They emptied their sacks in front of Jacob, and the family saw the problem grow worse. Targum Pseudo-Jonathan on Genesis 42:35 reports it plainly: every man's bundle of money was in his baggage. Not just Levi's. All of them.
The moment of collective terror
The Aramaic paraphrase, which took its final form in the Land of Israel around the seventh or eighth century CE, emphasizes the audience: "they and their father saw the bundles of money." Jacob sees it too. What had been a private terror at the lodging place is now a public crisis in the family home. The silver sits in a row on the floor — ten bundles, one for each brother who went down, and beside them the gap where Simeon should have been.
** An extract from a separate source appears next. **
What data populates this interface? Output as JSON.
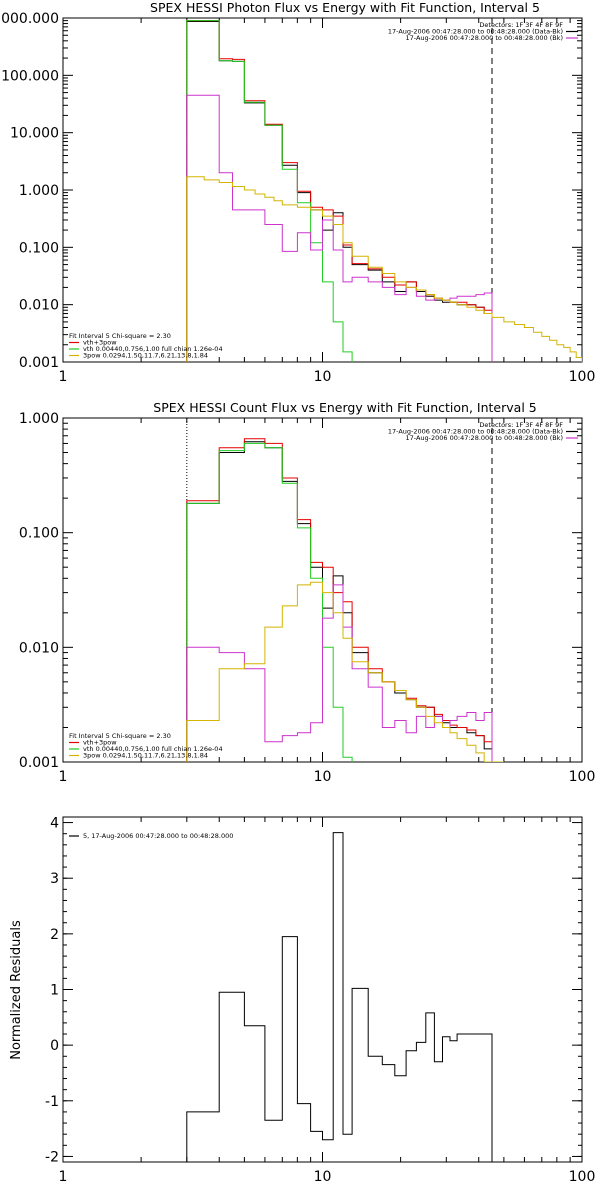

They were afraid on account of Simeon
The Targum specifies the direction of the fear: they dreaded what the Egyptian ruler would do to Simeon when he discovered the missing money. From their point of view, the grain had been stolen. Simeon was the hostage. Their brother's life was now the collateral against an apparent theft they had not even committed. The rabbinic tradition reads the silver not as kindness but as a second layer of the test: Joseph is forcing his brothers to carry terror home, so that they will be motivated to return — and to bring Benjamin.
The takeaway
What looks like a gift can also be a summons. The silver that was meant to save them was the very thing that would force them back to Egypt. Joseph has built a trap that only reconciliation can spring.